Man, what a long week. I just took a 3 (or maybe 4…) hour post-class nap because I’ve been sleeping an average of 4 hours a night all week. I’ve got a take-home test to muddle through this weekend, but omfg, I’m totally planning to sleep extensively.
Monday we had a lecture about pain management. The professor’s main point was that you ALWAYS believe the patient’s reports of pain, and never treat it as “drug-seeking behavior” or “psych issues”. In the afternoon, we had a visit from 4 ovarian cancer survivors. Again, the moral of the talk was, “listen to your patient!” A pretty important consideration for future caregivers, I think.
Tuesday there was a whole debacle over possible cheating. On a 3 point quiz. In a 1 unit class. Seriously? Who would bother? The professor was FURIOUS. A flurry of emails ensued, and in the end the quiz was dropped from everyone’s grade, so now the final grade is out of 97 instead of 100. Good work, cheaters, for raising my grade a little bit. In a 1 unit class.
Wednesday was awesome because I GOT TO SEE WIRES GET PUT INTO SOMEONE’S HEART!! I’m so into watching surgery and procedures that I’m extremely unlikely to see in my future practice, so I was STOKED to see this.

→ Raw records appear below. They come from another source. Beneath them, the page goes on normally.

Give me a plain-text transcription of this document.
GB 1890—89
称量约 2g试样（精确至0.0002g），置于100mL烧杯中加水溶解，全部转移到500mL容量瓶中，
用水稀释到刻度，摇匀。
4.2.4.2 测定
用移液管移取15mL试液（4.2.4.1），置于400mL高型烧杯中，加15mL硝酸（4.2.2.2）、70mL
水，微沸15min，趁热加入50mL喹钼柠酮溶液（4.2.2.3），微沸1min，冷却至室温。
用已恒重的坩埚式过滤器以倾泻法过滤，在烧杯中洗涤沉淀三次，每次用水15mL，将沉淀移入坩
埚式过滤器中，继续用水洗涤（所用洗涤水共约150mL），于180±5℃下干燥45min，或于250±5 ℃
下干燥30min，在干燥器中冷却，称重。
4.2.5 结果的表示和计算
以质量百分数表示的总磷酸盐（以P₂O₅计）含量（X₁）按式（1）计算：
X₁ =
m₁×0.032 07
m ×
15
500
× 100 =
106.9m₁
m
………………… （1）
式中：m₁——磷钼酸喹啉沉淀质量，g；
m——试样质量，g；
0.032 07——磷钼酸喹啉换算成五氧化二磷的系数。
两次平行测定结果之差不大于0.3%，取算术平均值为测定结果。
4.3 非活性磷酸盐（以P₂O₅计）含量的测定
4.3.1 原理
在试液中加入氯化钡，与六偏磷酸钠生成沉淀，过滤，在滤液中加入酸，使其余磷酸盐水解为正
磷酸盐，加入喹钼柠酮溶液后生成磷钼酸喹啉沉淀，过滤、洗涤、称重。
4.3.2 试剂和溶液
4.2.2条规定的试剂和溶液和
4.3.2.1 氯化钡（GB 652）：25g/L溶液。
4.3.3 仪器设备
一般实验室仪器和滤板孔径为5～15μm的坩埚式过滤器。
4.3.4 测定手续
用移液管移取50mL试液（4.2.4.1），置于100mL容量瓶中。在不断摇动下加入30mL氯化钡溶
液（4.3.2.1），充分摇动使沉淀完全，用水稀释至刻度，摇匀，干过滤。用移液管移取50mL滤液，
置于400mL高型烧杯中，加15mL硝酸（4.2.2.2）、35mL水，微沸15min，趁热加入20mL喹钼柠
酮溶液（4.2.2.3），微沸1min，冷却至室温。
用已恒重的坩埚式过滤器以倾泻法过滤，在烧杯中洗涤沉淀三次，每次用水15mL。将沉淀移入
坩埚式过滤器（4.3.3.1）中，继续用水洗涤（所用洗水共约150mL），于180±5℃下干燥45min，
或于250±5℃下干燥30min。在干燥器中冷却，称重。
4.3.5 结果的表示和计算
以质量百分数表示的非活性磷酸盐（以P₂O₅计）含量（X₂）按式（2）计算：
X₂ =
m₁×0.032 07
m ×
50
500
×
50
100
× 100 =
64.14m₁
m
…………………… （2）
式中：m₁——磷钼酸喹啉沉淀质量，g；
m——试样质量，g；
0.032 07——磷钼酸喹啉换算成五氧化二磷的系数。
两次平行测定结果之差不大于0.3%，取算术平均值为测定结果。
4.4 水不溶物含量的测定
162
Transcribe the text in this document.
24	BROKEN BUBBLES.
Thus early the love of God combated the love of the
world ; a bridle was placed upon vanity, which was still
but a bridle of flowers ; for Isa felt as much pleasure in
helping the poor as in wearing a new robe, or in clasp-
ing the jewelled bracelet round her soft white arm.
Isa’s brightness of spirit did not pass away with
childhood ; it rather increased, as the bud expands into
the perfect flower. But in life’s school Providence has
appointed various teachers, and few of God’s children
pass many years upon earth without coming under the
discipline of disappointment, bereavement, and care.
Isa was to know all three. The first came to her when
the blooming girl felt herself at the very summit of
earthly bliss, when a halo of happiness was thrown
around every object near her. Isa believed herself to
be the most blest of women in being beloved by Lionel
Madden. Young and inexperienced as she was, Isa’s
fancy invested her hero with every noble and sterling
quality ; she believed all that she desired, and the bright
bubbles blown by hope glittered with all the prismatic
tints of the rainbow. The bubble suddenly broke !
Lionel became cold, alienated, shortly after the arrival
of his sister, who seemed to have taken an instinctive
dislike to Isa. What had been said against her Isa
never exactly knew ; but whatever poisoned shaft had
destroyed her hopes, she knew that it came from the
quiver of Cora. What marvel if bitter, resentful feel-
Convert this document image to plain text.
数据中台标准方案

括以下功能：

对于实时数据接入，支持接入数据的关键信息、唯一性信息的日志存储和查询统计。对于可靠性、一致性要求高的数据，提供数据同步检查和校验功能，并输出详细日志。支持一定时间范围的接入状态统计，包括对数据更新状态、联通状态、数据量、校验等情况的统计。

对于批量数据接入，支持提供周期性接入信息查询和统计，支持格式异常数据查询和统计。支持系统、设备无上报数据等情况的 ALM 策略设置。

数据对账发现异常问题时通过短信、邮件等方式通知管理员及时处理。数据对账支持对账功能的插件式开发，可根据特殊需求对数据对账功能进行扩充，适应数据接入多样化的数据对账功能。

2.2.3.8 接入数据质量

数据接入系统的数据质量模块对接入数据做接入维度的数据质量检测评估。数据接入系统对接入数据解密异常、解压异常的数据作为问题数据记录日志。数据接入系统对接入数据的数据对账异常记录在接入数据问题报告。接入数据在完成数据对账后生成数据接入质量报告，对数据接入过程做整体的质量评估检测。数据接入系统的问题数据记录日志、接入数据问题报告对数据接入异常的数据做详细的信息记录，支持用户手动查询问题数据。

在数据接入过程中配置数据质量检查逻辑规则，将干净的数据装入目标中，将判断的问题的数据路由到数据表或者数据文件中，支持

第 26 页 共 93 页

The guy had a thing in his chest that was similar to a pacemaker but was actually a little tiny defibrillator. Dude’s heart rate frequently dropped to around 35 beats per minute (normal is 60-100bpm…see? learning!), so this little box was installed in his chest to give him a jumpstart whenever his rate went below 45bpm. When they took the box out, they attached the wire sticking out of his heart to tiny little jumper cables. Seriously, a little tiny red one and a little tiny black one, just like you’d use to jumpstart a car. The surgeon inserted two additional pacemaker wires, carefully threading them through blood vessels into the right atrium and left ventricle of the guy’s heart. So cool. He used an X-ray machine to see where the wires were going. We also got to see a sonogram of another guy’s heart. It was so crazy to see the little valves we’d learned about, just flapping away!
Thursday I had some…interesting patients. One woman insisted on lying perfectly flat all the time, and also wanted the blanket to be tucked in around the edges of her body. Every time I went into her room, when I’d go to leave, she’d yell, “TUCK ME IN!” Another patient wouldn’t let anybody even get near him, and the care team was blaming dementia caused by renal failure. There was a middle aged Brazilian man who flirted with everyone who came in the room. When I took his vital signs in the morning, he asked, “Can I have my lollipop now?” Another patient was on contact isolation for C. difficile, so he was very chatty whenever I came to see him. He said he felt like a prisoner.
And today I wrote about in my last entry. Doing interpretive dances of EKGs was really the best way to possibly end the week.